Federal agencies are starting to reap the benefits of digital modernization, resulting in stronger digital solutions, increased efficiency, and future-proofed systems. While these are significant strides, there are several key areas where agencies still have room to improve.
Despite significant progress in the past year, agencies still have a long way to go to meet digital modernization goals, according to 70% of federal workers. Pitfalls loom that can slow or stall out these efforts, placing any modernization headway in jeopardy. To combat these hurdles, agency leaders must focus on key areas: earning worker buy-in, establishing strong communication across the organization, and upskilling staff. Doing so can mean the difference between a cohesive agency making continuous modernization progress and one stuck trying to get modernization efforts off the ground.
We’re all in this together: Earning worker buy-in
Digital modernization is gaining momentum across federal agencies, with an overwhelming 87% of workers supportive of efforts. This is a momentous achievement for federal agencies, which have historically been slower to modernize than other industries, in part due to deeply entrenched legacy systems and workflows. An agency culture that views change positively and has opportunity for growth is essential to successful digital modernization, as these efforts often lead to an overhaul of the previous status quo. Despite encouraging views towards digital modernization efforts, 33% of federal workers cite resistance to change as a main reason why modernization efforts fail. For mission leaders, this means there is still work to be done.
Clearly communicating and implementing a “Crawl, Walk, Run” approach to digital modernization will help staff who are apprehensive towards new ways of working. This approach helps mission leaders build a sturdy foundation and gain steady employee buy-in as they implement modernization efforts, instead of racing through lofty goals. Ultimately, this ‘long-term’ approach will meet staff where they are and notch quick modernization wins, demonstrating its benefits in digestible ways.
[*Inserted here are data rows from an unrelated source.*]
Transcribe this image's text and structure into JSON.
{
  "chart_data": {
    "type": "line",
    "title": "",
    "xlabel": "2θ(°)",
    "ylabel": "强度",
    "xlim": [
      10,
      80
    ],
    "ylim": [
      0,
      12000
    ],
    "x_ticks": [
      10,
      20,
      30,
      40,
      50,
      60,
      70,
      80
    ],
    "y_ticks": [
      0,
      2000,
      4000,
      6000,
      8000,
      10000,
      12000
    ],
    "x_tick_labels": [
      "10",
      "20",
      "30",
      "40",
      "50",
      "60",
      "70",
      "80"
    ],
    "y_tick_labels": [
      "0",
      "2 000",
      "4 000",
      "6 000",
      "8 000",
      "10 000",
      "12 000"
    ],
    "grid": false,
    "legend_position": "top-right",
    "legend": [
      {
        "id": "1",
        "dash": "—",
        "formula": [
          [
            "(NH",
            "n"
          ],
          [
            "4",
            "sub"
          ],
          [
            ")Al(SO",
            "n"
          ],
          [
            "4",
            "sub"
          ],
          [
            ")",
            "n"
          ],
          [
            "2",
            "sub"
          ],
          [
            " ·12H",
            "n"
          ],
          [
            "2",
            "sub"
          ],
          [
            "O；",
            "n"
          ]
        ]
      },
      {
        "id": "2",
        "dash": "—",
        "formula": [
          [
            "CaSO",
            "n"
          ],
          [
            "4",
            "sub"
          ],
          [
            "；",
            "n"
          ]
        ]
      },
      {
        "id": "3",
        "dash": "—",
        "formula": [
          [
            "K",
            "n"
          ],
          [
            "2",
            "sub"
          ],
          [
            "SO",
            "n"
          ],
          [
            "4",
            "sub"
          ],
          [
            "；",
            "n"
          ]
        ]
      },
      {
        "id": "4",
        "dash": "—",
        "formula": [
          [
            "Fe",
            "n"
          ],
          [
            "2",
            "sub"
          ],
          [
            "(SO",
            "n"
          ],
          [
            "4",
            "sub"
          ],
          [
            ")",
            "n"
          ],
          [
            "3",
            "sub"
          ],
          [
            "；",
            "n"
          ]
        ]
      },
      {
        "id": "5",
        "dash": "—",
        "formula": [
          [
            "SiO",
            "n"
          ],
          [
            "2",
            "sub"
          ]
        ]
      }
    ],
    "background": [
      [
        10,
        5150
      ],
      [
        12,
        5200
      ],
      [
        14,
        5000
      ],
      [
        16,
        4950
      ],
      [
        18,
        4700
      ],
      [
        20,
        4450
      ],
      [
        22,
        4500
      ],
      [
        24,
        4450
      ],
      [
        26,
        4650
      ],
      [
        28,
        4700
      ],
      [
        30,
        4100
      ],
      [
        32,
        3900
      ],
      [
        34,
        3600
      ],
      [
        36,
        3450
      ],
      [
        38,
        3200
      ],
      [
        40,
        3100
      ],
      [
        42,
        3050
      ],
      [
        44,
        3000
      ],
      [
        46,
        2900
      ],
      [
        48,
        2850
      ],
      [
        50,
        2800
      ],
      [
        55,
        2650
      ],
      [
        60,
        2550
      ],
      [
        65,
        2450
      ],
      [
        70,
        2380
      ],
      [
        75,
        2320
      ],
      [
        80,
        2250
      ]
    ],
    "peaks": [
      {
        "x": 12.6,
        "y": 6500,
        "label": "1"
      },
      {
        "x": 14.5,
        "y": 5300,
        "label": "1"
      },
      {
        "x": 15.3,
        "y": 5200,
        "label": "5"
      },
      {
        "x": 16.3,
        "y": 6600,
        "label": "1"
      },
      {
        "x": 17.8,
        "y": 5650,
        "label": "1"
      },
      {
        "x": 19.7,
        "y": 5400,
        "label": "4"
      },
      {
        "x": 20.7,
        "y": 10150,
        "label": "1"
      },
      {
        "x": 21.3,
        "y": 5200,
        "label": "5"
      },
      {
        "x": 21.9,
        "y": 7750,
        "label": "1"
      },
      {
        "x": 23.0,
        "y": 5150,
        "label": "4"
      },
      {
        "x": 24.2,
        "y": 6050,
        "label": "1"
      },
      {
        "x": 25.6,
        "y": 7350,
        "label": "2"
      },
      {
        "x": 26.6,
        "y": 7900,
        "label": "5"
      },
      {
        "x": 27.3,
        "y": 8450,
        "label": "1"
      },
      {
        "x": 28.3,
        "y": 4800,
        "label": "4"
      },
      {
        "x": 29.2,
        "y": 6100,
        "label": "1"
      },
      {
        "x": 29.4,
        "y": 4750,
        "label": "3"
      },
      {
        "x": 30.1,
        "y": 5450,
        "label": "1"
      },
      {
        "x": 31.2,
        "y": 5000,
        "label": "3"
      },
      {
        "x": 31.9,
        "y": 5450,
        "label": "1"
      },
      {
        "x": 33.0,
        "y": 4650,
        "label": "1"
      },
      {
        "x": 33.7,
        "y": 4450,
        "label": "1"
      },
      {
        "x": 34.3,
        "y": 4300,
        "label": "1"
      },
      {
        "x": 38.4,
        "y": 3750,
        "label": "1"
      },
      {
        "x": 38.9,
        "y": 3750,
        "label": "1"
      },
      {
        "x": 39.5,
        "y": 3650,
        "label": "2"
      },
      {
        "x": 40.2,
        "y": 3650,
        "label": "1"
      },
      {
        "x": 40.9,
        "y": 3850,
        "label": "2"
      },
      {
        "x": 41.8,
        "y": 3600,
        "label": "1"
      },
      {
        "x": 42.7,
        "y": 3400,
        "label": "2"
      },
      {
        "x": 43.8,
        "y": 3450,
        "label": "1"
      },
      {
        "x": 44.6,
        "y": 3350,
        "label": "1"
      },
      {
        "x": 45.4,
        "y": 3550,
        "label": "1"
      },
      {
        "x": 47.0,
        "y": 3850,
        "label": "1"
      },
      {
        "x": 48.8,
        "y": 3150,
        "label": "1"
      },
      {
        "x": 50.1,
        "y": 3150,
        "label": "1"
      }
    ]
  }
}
Talk the talk: Establish frequent and focused communication
Soliciting staff buy-in is a byproduct of effective and frequent communication. In fact, 45% of federal workers cite consistent communication from leadership about agency modernization plans as the most impactful way to address resistance to change. Despite this, only 40% of federal IT workers believe their agency continuously communicates modernization steps. This is a crucial shortcoming, as poor communication can undercut workers’ engagement in digital modernization efforts and contribute to overarching resistance.
Ongoing communication is pivotal to successful modernization because it fosters agency-wide engagement, across all levels, and leads to greater alignment with long-term goals. As agency leaders expand modernization efforts, they must ensure they’re communicating the smaller steps and wins. Not only will this help workers track current initiatives, but an informed workforce will be more likely to weigh in on the efforts when they feel invested in the long-term outcomes. From meetings targeted toward soliciting feedback, to regular correspondence on development and progress toward organizational goals, agency leaders must create a consistent cadence of communication around digital modernization efforts and create opportunities for workers to share feedback.
Putting people first: Prioritizing upskilling
When it comes to stalled efforts, staffing is another common culprit. More than a third of federal workers cite a lack of technically-skilled staff as a key reason digital modernization efforts fail. Transitioning from legacy systems, migrating to the cloud, and automating processes are modernization initiatives that can yield great benefits, but require adept skill sets from workers. A sweeping 94% of federal IT workers cite staffing challenges at their agency, an issue that’s compounded by the technical nature of these modernization efforts. Specifically, workers say limited knowledge of digital solutions and a lack of adequate time to learn new skills are problems that often go unaddressed.
Digital modernization efforts offer an opportunity to transform both an organization and the skills of its workers. The technical skills learned through modernization upskilling are crucial to ultimately accelerating agency outcomes by designing nimble products designed with the end-user in mind. By investing in upskilling efforts and providing adequate time for staff to complete training, staff will not only be more effective team members that build better products, but they will also have a future-proofed set of skills that help support long-term modernization efforts.
Maintaining the digital modernization journey
Mission leaders and employees alike should celebrate the progress that has been made toward digital modernization goals while acknowledging how to maintain this momentum. Gaining staff buy-in, prioritizing communication, and upskilling staff ensures agencies can keep modernization efforts on track and set themselves up for long term success.
In the end, agency leaders should view these common difficulties and supporting best practices as opportunities to further cement digital modernization progress. After all, digital modernization should be viewed as a journey, not an overnight transformation, and these best practices will help agencies continue to steer their organizations in the right direction.